Drei Tage später warf Bozo Dimitrievic im Jockeyclub Sir Harald Bloughton das Whiskyglas ins Gesicht, weil dieser die Ansicht äußerte, Frau Elisabeth Worth sei gar nicht so mysteriös, wie sie die Welt glauben mache. Die richtige Ziffer auf den Scheck geschrieben, und Madame – – –
Weiter kam er nicht, denn da traf ihn schon Bozos Glas mitten auf die Nase. Ein Faustschlag folgte, und es entwickelte sich eine kleine, aber recht animierte Prügelei, bei der Bozo die ihm fehlenden Kenntnisse im Boxen durch eine blutdürstige Wildheit ersetzte.
Eine Prügelei im Jockeyclub de France! Ein noch nie dagewesener Skandal! Ein Shimmy in Westminsterabtei konnte kein größeres Sakrileg sein! Die serbische Regierung berief schleunigst ihr enfant terrible Bozo Dimitrievic ab und schickte ihn als Bezirkskommissar nach Mazedonien – dort, wo es am dicksten ist. Bozo verließ Paris, ohne Elisabeth zu sehen – er hatte nicht den Mut dazu. Aber als er in Prilep ankam, ließ er sich sämtlichen in der Stadt aufzutreibenden Slibovitz kommen, trank sich einen selbst für balkanische Verhältnisse phantastischen Rausch an, stieg, als kein Slibovitz mehr in Prilep war, zu Pferde, um im nächsten Ort weiterzusaufen; stürzte nach zehn Schritt aus dem Sattel und brach sich das Genick.

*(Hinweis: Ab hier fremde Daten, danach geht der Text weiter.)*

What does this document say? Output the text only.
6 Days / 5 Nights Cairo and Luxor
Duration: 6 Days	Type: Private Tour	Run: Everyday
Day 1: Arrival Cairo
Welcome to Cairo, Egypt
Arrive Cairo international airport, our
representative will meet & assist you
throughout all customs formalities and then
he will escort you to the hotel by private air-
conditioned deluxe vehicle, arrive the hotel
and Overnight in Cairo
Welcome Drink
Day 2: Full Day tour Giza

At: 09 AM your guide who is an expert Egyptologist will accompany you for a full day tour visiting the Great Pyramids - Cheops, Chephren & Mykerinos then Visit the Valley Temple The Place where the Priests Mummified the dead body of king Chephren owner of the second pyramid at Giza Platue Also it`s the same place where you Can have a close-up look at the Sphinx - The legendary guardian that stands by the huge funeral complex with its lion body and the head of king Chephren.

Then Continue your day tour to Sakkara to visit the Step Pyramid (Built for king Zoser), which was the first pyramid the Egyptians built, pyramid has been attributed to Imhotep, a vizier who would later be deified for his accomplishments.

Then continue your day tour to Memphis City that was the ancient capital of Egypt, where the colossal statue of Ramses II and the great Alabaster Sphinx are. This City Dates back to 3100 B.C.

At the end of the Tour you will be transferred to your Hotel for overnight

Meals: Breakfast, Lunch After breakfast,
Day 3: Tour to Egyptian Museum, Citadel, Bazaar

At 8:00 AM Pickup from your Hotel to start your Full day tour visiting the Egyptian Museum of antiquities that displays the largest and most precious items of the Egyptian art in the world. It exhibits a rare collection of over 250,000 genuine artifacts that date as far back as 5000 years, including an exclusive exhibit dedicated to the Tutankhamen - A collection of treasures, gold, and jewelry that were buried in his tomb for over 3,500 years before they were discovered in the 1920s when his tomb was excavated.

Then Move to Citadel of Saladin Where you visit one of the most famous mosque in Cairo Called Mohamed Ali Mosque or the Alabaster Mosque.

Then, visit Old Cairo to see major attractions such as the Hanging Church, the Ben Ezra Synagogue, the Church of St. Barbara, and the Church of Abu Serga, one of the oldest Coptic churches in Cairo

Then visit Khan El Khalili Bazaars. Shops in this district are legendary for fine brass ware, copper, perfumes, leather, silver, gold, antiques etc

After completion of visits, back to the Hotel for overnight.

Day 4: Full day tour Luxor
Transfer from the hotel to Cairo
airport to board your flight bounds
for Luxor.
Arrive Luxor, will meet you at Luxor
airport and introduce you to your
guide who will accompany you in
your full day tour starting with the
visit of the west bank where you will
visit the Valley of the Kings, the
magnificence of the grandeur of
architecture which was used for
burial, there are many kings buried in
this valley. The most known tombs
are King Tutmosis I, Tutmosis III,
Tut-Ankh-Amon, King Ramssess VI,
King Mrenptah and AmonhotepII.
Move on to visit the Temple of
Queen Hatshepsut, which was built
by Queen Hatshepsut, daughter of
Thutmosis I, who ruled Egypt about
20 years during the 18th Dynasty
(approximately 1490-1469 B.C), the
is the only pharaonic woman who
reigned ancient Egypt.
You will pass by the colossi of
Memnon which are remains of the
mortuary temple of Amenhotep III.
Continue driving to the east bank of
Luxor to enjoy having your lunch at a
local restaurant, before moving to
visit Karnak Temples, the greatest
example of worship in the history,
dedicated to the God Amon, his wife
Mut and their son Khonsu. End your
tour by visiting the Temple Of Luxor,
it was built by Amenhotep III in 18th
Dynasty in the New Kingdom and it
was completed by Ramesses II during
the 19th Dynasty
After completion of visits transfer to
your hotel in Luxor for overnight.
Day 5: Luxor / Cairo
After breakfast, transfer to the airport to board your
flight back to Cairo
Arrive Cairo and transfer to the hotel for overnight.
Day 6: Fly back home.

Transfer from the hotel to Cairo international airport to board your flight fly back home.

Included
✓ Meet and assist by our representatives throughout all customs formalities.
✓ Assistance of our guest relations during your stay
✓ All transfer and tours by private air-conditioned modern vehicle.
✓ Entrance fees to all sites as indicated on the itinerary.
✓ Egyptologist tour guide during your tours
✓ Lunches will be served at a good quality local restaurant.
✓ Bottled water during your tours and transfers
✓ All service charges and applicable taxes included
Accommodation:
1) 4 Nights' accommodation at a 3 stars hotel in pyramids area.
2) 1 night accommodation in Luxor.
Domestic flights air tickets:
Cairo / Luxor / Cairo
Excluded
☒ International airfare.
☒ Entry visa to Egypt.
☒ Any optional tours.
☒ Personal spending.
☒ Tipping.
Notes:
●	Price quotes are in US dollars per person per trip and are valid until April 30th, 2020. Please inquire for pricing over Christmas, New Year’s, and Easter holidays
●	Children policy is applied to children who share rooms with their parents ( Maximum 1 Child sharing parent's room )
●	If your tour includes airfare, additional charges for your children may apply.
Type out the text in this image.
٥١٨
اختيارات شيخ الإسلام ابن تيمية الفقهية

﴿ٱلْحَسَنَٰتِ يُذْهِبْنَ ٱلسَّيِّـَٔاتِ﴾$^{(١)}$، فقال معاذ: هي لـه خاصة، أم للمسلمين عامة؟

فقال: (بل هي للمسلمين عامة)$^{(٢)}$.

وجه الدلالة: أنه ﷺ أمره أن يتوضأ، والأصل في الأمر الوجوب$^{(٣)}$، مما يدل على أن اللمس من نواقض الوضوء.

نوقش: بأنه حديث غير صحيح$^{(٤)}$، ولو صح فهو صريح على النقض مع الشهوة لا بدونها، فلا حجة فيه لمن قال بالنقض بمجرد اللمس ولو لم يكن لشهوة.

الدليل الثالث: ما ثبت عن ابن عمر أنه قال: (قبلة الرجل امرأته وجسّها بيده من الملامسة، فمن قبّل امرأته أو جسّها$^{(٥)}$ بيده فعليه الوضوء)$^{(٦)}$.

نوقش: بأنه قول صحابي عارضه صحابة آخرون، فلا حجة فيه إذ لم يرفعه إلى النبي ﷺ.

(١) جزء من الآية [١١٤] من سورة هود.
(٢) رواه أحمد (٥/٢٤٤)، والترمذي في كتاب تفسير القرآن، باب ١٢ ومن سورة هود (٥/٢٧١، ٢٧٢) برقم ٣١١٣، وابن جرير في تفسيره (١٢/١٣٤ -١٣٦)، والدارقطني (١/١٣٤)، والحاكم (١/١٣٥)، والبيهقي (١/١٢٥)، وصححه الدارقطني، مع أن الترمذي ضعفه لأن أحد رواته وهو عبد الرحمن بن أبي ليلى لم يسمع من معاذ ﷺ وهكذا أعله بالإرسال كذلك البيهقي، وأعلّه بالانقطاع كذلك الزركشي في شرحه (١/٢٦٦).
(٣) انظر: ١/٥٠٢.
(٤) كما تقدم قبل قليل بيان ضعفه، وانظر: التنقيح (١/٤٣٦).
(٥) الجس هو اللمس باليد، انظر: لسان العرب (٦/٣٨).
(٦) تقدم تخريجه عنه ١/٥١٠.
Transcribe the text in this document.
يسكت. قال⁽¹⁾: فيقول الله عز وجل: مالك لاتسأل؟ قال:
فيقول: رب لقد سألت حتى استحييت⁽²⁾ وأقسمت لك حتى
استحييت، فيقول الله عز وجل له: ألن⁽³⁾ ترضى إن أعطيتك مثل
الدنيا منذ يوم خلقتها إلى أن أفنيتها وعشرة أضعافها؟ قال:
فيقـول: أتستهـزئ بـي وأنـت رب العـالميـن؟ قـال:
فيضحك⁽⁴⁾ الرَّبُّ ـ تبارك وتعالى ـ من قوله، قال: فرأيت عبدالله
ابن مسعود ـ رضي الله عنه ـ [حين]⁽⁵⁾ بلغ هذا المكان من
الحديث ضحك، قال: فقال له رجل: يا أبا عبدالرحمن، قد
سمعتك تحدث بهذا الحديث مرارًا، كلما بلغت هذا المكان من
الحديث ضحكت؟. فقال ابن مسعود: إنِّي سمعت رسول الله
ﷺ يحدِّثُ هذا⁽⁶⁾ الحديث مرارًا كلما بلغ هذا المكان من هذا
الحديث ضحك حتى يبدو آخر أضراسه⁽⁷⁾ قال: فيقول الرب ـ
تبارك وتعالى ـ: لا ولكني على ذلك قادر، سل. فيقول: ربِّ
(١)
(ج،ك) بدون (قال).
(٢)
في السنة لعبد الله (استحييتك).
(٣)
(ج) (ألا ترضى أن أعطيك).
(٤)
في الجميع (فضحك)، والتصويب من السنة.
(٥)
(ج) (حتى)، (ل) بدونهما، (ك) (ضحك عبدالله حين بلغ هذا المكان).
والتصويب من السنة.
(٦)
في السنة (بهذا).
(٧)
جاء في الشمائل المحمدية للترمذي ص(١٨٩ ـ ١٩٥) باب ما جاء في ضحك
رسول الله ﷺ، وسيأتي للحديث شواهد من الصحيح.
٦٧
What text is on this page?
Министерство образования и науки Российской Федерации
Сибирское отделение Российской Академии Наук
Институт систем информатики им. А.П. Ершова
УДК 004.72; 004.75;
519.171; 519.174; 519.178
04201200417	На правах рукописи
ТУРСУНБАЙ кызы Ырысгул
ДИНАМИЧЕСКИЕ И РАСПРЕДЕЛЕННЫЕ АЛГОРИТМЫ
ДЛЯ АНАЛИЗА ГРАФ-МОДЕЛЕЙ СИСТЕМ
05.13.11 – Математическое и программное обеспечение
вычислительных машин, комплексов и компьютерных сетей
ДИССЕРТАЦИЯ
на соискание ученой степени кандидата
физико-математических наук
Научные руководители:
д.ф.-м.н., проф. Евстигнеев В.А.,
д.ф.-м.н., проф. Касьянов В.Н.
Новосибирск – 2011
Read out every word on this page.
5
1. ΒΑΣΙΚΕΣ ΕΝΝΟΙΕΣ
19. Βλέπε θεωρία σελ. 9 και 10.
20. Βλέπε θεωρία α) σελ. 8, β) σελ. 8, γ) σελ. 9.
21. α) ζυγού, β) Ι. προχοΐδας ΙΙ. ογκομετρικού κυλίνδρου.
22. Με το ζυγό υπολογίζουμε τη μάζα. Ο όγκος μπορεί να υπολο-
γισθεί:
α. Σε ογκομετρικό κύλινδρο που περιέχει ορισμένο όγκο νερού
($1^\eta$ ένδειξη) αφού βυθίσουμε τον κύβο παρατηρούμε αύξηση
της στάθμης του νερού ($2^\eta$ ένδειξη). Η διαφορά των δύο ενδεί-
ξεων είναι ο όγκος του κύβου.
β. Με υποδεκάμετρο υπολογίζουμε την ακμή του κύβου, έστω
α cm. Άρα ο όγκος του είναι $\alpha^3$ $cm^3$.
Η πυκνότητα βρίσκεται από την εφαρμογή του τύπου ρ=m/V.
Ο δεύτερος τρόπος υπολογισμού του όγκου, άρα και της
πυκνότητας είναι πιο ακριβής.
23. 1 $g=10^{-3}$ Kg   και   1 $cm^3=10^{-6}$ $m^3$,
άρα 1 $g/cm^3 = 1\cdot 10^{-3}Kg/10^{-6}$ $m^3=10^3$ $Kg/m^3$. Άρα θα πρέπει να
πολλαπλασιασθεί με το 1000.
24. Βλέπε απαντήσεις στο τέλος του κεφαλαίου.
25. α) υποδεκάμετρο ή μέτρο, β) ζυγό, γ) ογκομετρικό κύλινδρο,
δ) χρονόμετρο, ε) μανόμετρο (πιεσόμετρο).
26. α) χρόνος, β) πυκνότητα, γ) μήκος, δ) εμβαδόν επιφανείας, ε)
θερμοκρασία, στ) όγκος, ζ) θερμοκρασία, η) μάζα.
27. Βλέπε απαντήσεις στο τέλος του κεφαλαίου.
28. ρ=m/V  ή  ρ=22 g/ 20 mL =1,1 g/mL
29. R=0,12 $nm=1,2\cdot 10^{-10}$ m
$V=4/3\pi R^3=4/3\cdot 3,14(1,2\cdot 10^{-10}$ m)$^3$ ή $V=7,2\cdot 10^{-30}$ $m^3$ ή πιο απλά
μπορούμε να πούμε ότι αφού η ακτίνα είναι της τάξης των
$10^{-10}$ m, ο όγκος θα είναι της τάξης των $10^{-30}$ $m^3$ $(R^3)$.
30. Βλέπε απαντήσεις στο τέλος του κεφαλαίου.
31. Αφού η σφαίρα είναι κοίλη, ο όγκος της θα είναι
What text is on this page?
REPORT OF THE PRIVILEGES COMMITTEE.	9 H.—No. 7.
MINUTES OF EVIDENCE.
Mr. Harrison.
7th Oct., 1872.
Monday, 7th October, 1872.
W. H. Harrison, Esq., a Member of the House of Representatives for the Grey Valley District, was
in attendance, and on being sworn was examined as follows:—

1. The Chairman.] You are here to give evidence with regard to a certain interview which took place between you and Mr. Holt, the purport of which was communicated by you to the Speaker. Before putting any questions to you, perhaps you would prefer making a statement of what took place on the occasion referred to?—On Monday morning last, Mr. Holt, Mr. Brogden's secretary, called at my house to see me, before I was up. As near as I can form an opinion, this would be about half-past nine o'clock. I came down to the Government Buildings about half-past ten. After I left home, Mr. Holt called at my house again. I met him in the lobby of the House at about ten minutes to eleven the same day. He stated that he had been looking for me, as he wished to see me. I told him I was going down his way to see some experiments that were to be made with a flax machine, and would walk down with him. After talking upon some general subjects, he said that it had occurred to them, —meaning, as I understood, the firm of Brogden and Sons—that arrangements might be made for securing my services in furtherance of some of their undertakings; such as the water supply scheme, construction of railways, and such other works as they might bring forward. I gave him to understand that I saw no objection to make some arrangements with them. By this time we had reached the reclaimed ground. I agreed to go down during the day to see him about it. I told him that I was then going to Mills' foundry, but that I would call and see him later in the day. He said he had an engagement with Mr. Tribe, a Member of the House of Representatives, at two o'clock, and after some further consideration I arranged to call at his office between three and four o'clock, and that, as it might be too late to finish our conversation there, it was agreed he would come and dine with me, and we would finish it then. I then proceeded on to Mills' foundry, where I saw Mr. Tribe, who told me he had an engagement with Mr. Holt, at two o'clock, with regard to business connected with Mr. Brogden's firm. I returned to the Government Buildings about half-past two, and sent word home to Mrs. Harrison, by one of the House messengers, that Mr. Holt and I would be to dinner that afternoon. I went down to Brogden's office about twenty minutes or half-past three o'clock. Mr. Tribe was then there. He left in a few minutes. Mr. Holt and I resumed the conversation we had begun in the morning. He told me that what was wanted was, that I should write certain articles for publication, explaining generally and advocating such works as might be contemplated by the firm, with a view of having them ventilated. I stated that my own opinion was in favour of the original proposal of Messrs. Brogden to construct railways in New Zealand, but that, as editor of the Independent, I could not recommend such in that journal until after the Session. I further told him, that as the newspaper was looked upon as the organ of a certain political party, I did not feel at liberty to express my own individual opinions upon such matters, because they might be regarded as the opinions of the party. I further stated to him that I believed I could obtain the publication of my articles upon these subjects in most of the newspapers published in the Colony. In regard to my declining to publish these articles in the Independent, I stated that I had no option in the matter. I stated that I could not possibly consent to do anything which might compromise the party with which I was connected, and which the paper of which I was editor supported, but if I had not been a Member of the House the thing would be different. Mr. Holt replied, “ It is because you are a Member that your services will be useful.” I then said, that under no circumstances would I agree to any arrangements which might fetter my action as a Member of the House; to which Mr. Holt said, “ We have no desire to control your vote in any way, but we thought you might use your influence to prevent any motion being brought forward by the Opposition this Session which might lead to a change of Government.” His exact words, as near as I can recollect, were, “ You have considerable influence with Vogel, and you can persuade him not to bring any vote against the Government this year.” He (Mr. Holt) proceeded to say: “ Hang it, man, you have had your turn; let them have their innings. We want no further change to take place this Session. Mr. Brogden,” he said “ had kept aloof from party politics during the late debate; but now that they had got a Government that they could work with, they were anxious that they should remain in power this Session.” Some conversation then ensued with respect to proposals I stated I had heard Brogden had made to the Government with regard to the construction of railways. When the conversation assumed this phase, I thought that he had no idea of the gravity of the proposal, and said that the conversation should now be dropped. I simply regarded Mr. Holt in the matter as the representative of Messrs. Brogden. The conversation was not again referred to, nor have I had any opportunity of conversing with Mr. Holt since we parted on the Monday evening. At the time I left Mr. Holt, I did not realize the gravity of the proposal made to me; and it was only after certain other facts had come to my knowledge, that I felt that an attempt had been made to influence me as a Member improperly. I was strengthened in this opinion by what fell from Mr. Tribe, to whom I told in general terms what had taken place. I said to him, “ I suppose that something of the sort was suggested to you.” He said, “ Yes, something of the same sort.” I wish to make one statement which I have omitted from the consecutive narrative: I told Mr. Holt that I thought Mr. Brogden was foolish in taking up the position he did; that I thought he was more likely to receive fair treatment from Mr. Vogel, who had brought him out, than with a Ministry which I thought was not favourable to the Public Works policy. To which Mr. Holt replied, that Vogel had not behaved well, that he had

Das war Elisabeths erstes Opfer.
»So ein Esel!« sagte Stanko Dazkovic.
Sie sagte nichts, sondern fuhr in die Komische Oper, wo Graf und Gräfin Leuenström sie in ihre Loge geladen hatten.
Der junge Winston Huntley, einziger Sohn und Erbe des Lord Sealsby, war das zweite Opfer.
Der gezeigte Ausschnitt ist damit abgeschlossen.